Mexico City was also filled with a lot of buildings that I couldn’t quite place within the (knowingly bias) art historical timeline I was taught in school. Mexico City has a lot of structures that felt modern but had elements of something else in the way the doors were ornamented, the style of a window, the use of wrought iron, or even the color of the building itself. So, as much as I loved realizing that there were baroque cathedrals in North America, I was equally as excited to see the buildings that seemed to exist within their own art movements.
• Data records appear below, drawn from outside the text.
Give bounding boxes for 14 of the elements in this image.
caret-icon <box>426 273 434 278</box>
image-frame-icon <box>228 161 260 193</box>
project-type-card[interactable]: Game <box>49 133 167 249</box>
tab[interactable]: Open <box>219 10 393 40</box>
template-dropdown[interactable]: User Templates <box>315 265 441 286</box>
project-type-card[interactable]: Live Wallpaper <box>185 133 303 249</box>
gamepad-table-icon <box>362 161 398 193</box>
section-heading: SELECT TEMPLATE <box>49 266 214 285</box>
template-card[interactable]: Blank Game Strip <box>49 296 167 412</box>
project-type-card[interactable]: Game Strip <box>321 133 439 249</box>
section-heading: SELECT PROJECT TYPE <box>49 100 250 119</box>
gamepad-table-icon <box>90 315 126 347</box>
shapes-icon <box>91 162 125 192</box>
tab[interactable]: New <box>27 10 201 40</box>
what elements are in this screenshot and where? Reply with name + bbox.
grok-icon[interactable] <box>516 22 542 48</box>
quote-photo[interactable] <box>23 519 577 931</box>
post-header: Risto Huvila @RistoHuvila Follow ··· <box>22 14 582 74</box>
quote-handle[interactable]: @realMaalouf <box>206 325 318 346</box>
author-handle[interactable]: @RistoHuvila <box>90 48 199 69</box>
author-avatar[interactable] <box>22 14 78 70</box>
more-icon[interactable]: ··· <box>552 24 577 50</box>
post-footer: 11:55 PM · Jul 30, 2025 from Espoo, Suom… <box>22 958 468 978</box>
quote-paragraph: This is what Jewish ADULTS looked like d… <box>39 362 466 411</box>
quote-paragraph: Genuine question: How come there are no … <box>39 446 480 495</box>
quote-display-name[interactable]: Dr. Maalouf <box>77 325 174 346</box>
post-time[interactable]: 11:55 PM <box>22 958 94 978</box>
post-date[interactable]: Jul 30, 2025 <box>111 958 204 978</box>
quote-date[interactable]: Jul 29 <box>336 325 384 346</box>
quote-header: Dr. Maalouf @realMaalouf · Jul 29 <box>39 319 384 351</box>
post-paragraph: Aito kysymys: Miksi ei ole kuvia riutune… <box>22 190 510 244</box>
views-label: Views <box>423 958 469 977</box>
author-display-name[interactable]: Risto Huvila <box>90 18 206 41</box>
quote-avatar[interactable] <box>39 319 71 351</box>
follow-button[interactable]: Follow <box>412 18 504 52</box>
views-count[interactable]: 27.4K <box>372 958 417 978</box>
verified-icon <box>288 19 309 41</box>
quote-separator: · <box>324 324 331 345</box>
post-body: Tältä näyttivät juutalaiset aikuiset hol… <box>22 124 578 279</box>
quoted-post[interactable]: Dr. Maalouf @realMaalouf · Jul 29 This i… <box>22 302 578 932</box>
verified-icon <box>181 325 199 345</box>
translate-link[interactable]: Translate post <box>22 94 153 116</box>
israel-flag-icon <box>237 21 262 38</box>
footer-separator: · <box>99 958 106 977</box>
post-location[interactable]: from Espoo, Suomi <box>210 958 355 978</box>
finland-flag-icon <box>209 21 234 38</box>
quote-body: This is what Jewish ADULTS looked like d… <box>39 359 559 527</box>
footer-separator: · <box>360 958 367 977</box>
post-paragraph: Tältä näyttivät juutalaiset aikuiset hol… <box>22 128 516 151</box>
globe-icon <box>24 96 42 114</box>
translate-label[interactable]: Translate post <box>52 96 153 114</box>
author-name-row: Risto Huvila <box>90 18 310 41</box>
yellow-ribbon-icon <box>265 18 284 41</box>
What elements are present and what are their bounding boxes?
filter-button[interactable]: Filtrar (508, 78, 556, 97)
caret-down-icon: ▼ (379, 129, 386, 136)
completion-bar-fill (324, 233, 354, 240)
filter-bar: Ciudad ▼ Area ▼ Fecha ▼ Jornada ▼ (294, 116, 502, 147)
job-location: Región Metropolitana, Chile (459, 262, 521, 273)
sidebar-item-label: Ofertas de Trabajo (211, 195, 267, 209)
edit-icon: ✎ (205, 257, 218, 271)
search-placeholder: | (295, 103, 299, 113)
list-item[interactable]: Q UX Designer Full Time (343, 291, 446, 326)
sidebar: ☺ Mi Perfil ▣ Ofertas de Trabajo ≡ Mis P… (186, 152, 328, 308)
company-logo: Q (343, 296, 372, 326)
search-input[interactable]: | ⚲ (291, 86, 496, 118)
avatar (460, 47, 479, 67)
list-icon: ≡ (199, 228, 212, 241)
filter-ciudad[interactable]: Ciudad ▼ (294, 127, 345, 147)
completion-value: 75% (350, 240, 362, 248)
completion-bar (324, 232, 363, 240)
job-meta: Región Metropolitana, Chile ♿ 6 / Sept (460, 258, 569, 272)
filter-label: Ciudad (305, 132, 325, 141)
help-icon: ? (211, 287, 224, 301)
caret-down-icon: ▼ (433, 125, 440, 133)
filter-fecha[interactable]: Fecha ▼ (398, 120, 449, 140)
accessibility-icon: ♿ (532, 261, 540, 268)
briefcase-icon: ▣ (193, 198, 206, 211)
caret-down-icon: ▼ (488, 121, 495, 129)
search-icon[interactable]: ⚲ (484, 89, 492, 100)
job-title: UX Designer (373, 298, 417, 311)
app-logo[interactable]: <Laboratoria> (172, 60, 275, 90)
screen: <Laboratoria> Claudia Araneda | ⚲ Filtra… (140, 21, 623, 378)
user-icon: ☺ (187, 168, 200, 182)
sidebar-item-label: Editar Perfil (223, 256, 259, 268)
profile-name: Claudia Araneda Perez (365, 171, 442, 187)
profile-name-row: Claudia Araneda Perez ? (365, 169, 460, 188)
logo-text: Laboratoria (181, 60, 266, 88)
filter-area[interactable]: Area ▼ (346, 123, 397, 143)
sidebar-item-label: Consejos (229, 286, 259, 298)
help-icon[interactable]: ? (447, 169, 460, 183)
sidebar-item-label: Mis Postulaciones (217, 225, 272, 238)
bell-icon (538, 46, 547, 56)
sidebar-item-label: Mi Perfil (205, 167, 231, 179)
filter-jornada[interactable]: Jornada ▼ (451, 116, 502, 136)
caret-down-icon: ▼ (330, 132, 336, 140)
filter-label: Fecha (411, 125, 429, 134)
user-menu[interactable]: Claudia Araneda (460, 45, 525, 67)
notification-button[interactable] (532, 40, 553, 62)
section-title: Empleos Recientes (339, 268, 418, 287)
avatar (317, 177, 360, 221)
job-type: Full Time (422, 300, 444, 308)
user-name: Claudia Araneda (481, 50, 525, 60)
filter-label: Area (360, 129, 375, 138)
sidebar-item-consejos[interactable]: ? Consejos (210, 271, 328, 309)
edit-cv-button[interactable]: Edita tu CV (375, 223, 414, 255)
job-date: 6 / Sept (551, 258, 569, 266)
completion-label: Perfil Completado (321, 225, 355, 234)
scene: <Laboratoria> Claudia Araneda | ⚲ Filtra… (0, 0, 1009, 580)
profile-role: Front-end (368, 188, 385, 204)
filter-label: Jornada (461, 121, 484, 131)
Those are the ones that made me curious about the history of Mexican architecture because an otherwise unassuming building with that kind of door or this kind of window has got to have a really cool story behind it.
Jumex – A private art collection that primarily showcases modern art. It has got works by all the heavy-hitting 20th century white male artists that one learns about in art history class and plenty of works by local artists too.
Museo Frida Kahlo/La Casa Azul (“The Blue House”) – Frida Kahlo’s (and Diego Rivera’s) house-turned-museum. I didn’t get to visit it, but it looks absolutely badass.
Museo Nacional de Antropologia
Museo Nacional de Antropologia – A huge anthropology museum, this place packs art and artifacts from fairly recent, Pre-Columbian, and early human history into 23 rooms. There’s also a really sick water sculpture in the courtyard.
Palacio de Bellas Artes (Palace of Fine Arts) – A cultural center that hosts visual art, music, opera, dance and theatre events. We didn’t really visit it; our group just popped our heads inside, looked at the ceiling, then left. At the time, there was some manner of protest and/or strike going on. The protest wasn’t the reason we didn’t visit, we just didn’t visit because it wasn’t on the itinerary.
Memorial 68 Museum
Memorial 68 Museum – Also called the Centro Cultural Universitario Tlatelolco Memorial 68, it is a part of Tlatelolco University Cultural Center (CCU Tlatelolco). This housed one of the best exhibitions I have ever seen anywhere. It focuses on the 1968 Tlatelolco massacre by highlighting the protests, the families of the survivors, what life was like in Mexico at the time, and the 1968 Summer Olympics. It is a colorful, dynamic, interactive, and engaging interdisciplinary exhibit that also features some works by contemporary artists. I can’t emphasize enough how fabulous this place is as a teaching tool.
Tlatelolco University Cultural Center – The same complex that housed the Memorial 68 Museum also had an incredible collection of Mexican political cartoons and Pre-Columbian artifacts. It was a private tour and photographs weren’t allowed in either section, but know that the stuff they had in their collection was incredible.